Она покачала головой, а я спел ей песенку, которую однажды услыхал от Тимохи:

если поесть нельзя так попробуй
закурить но у нас ничего не осталось
чтобы закурить; иди ко мне моя радость
давай поспим
если закурить нельзя так попробуй
спеть но у нас ничего не осталось
чтобы спеть; иди ко мне моя радость
давай поспим
если спеть нельзя так попробуй
умереть но у нас ничего не осталось
чтобы умереть; иди ко мне моя радость
давай поспим
если умереть нельзя так попробуй
помечтать но у нас ничего не осталось
чтобы помечтать (иди ко мне моя радость
давай поспим)[1]

Я знал, что пою неважно и в отличие от Тимофея у меня нет ни голоса, ни слуха, но мне нужно было ей это высказать, пусть чужими словами, раз нет своих; а потом мы легли в нашем холодном домике на моей отроческой кроватке, крепко-крепко обнялись, и волки, которые гнались за санями на тканом коврике, подходили к домику и дышали в наши спины. И ветер выл так страшно. У-у-у-у-у! Да, мы были очень сиротливыми, но поддерживали друг друга, я любил ее, и мне кажется, эта любовь вызывала лучшее, что было во мне спрятано глубоко-глубоко.

Я ведь вырос порядочным эгоистом – вы, наверное, батюшка, это уже заметили. А вы-то, матушка Анна, уж точно знаете. Но понимаете, мама после смерти отца боялась воспитывать меня строго и в чем-либо отказывать, она меня избаловала до невозможного; ей говорили, просили этого не делать и мои тетки, и сестра, но она была так всем напугана… С сестрой получилось иначе, мама полагала, что девочка крепче, гибче, она все вынесет, а мальчик хрупкий, может не выдержать, сломаться. Я не оправдываю ни ее, ни себя, а просто рассказываю вам, как было. И вот я хочу сказать, что с Катей я почувствовал, как меняюсь не только потому, что становлюсь разговорчивее, а потому, что в моей жизни впервые появился человек, который стал мне дороже самого себя, – новое и совершенно удивительное для меня состояние.

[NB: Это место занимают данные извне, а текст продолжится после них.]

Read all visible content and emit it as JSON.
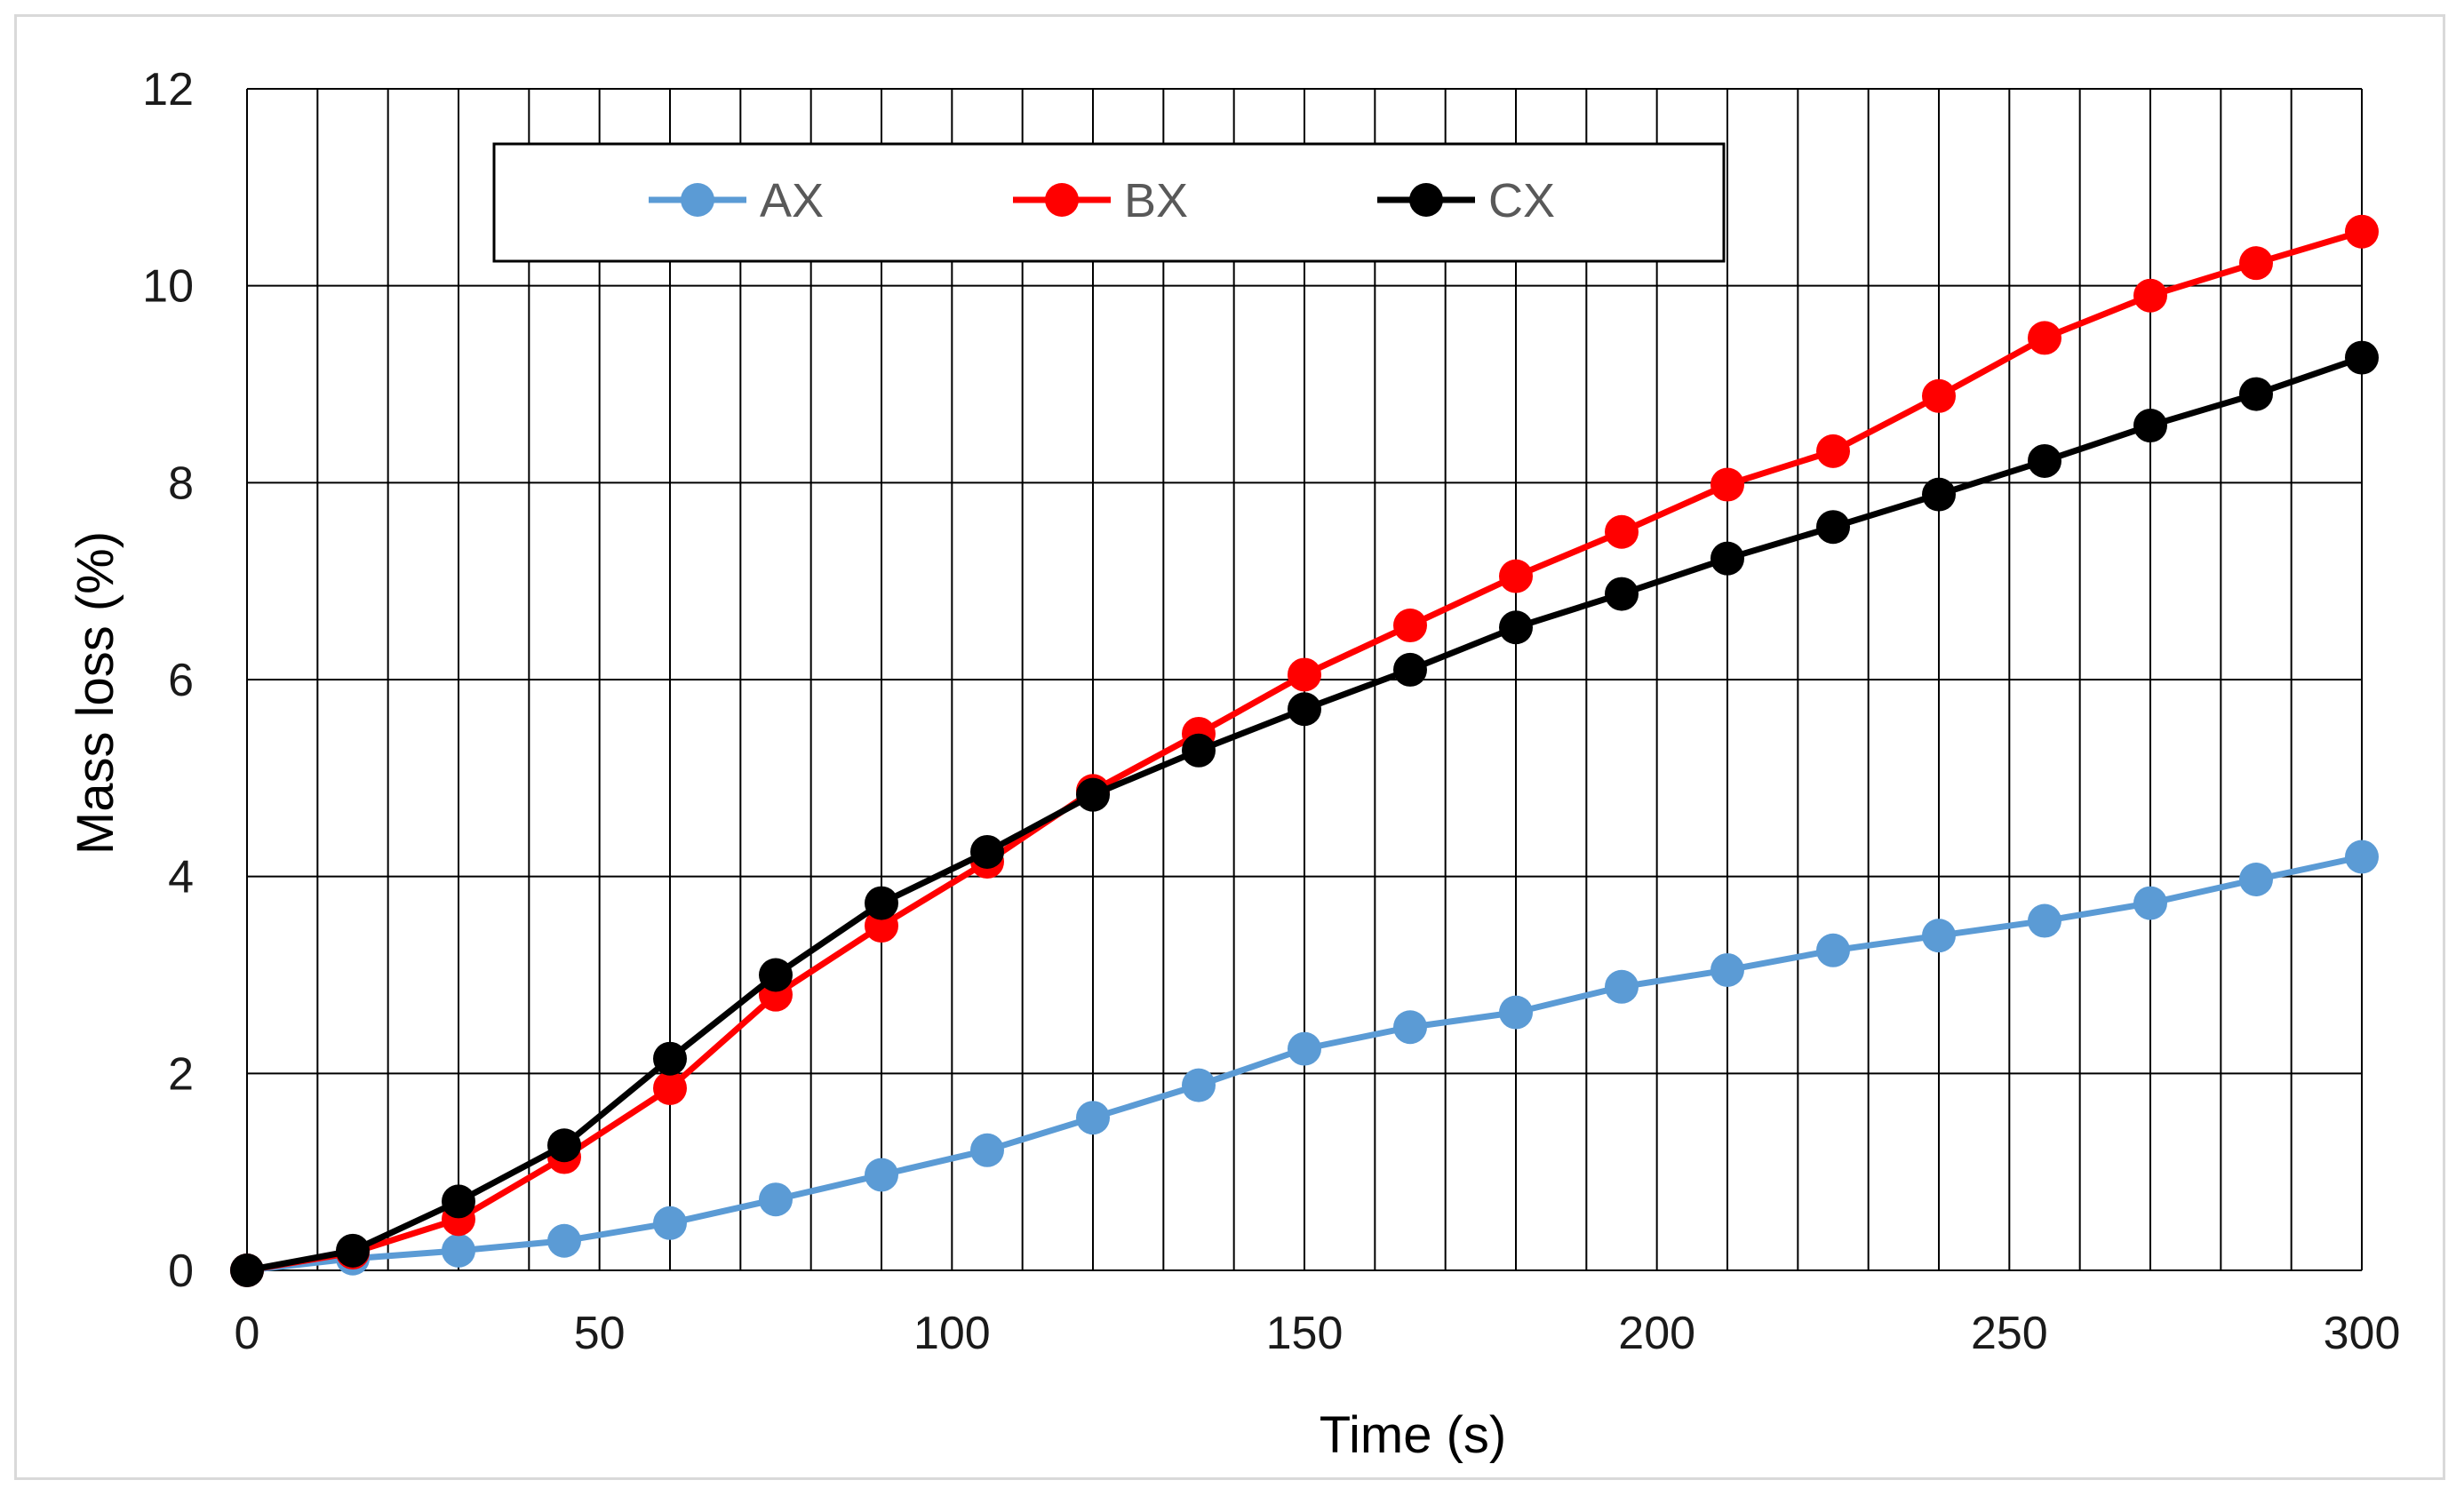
{
  "chart_data": {
    "type": "line",
    "title": "",
    "xlabel": "Time (s)",
    "ylabel": "Mass loss (%)",
    "xlim": [
      0,
      300
    ],
    "ylim": [
      0,
      12
    ],
    "x_ticks": [
      0,
      50,
      100,
      150,
      200,
      250,
      300
    ],
    "y_ticks": [
      0,
      2,
      4,
      6,
      8,
      10,
      12
    ],
    "x_minor_grid_step": 10,
    "grid": true,
    "legend_position": "top-center",
    "x": [
      0,
      15,
      30,
      45,
      60,
      75,
      90,
      105,
      120,
      135,
      150,
      165,
      180,
      195,
      210,
      225,
      240,
      255,
      270,
      285,
      300
    ],
    "series": [
      {
        "name": "AX",
        "color": "#5b9bd5",
        "values": [
          0,
          0.12,
          0.2,
          0.3,
          0.48,
          0.72,
          0.97,
          1.22,
          1.55,
          1.88,
          2.25,
          2.47,
          2.62,
          2.88,
          3.05,
          3.25,
          3.4,
          3.55,
          3.73,
          3.97,
          4.2
        ]
      },
      {
        "name": "BX",
        "color": "#ff0000",
        "values": [
          0,
          0.18,
          0.52,
          1.15,
          1.85,
          2.8,
          3.5,
          4.15,
          4.87,
          5.45,
          6.05,
          6.55,
          7.05,
          7.5,
          7.98,
          8.32,
          8.88,
          9.47,
          9.9,
          10.23,
          10.55
        ]
      },
      {
        "name": "CX",
        "color": "#000000",
        "values": [
          0,
          0.2,
          0.7,
          1.27,
          2.15,
          3.0,
          3.73,
          4.25,
          4.83,
          5.28,
          5.7,
          6.1,
          6.53,
          6.87,
          7.23,
          7.55,
          7.88,
          8.22,
          8.58,
          8.9,
          9.27
        ]
      }
    ]
  }
}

Ночью пошел снег, он укрыл все пространство вокруг, и наш сад, наши грядки, кусты малины и смородины, яблони и вишни – все было покрыто плотным слоем снега. Сразу же сделалось теплее, ярче, светлее, мы дурачились, гонялись друг за дружкой, бросали снежки и падали в сугробы, пока не пришел Кука в кроличьей шапке-ушанке, валенках и овчинном тулупе. На этот раз он был недоволен тем, что мы наследили в переулке, но мы так смеялись, что он махнул рукой и стал смеяться вместе с нами и рассказывать про моего деда, с которым они на купавинских болотах вместе разбивали участки и вешали на кольях гадюк. И про мою бабушку, и про дядьку Алешку, еще молодого, неженатого. Про то, как дружно жили, ходили друг к другу в гости, играли в волейбол, отмечали праздники, и не было тогда между садами и огородами никаких заборов, но после все это появилось и что-то важное из жизни ушло.

Я слушал Куку с удивлением – никогда я не подозревал в мерзком старикашке такой сентиментальности. А потом он надоел нам своей болтовней, и мы пошли к станции. Там забились в теплую электричку и проспали до самой Москвы. Но когда я проводил Катю до общежития на улице Добролюбова и она исчезла в монструозном здании, снизу доверху набитом литературными гениями, ревность начала мучить меня и изводить все сильнее.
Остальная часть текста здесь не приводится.